Brooklyn Museum — Egyptian, Classical, Ancient Near Eastern Art · other

Cat and Mouse

Source of record: Brooklyn Museum — Egyptian, Classical, Ancient Near Eastern Art — catalogued by the holding institution. View the original record →

Description

Object Label: Animals imitating human behavior were well-known in Egyptian art. Yet their meaning is uncertain. Here, a feline funerary priest approaches a mouse with offerings. The mouse wears a lotus flower on its head, sits on a chair, sniffs a flower, and holds out a cup to be filled. The cat, standing on his hind legs, fans the mouse and offers a roasted duck and a piece of linen. People performing these actions in Egyptian art are usually at a banquet. A cat serving a mouse might represent a humorous satire or illustrate a now-lost story. Caption: Cat and Mouse, ca. 1295–1075 B.C.E.. Limestone, ink, 3 1/2 x 6 13/16 x 7/16 in. (8.9 x 17.3 x 1.1 cm). Brooklyn Museum, Charles Edwin Wilbour Fund, 37.51E. (Photo: Brooklyn Museum (Gavin Ashworth, photographer))

AI image analysis GPT-4o-2024-08-06

Machine-generated from the object's image on May 2026. Not curatorial; treat deities, names, and signs below as the model's best reading, not authority.

A drawing of two anthropomorphic figures interacting, possibly deities.

The artifact is a piece of limestone featuring a sketch of two anthropomorphic figures, one of which has a feline head and the other possibly a rodent or hippo head. They appear to be interacting, with one offering a large flower to the other, who is seated. The style is simple line drawing, indicative of an informal or practice piece such as an ostracon.
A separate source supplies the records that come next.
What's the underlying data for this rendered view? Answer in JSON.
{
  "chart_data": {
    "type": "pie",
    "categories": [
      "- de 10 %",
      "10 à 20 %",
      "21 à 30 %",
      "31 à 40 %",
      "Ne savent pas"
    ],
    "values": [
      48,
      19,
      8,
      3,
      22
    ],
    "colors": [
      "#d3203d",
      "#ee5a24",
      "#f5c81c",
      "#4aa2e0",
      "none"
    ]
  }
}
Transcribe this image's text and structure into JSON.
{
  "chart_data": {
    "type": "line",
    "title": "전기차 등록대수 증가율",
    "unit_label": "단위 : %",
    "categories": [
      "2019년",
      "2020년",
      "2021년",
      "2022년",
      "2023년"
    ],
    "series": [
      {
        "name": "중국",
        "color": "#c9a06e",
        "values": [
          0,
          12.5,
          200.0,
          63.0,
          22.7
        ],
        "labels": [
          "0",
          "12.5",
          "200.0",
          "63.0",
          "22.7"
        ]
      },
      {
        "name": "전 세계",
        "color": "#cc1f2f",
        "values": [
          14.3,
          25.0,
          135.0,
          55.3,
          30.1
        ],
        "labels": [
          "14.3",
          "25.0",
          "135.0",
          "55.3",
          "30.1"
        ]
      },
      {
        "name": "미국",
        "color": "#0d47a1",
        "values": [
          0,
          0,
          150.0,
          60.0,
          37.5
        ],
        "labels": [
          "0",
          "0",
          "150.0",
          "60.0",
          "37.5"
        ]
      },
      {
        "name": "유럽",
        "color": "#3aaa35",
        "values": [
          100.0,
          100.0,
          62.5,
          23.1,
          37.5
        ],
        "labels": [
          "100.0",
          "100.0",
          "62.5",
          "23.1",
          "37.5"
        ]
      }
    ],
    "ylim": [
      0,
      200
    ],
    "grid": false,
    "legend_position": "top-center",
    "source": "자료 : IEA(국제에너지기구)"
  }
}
decorative New Kingdom good
Materials limestone

Connections

Found at Thebes
Materials Limestone

Cross-references (2)

  • BKM-Accession 37.51E tier-2
  • BKM-Object 3952 tier-2
About this record's data
  • From the source institution — accession, description, dimensions, and dating are as catalogued by Brooklyn Museum — Egyptian, Classical, Ancient Near Eastern Art.
  • AI-inferred — the image-analysis panel (deities, names, signs) is machine-generated and may be wrong.
  • Approximate location — most map points are plotted at the site centroid, not the exact findspot.
  • Inferred links — cross-references marked with a match method other than explicit-source-field were matched by us, not stated by the source.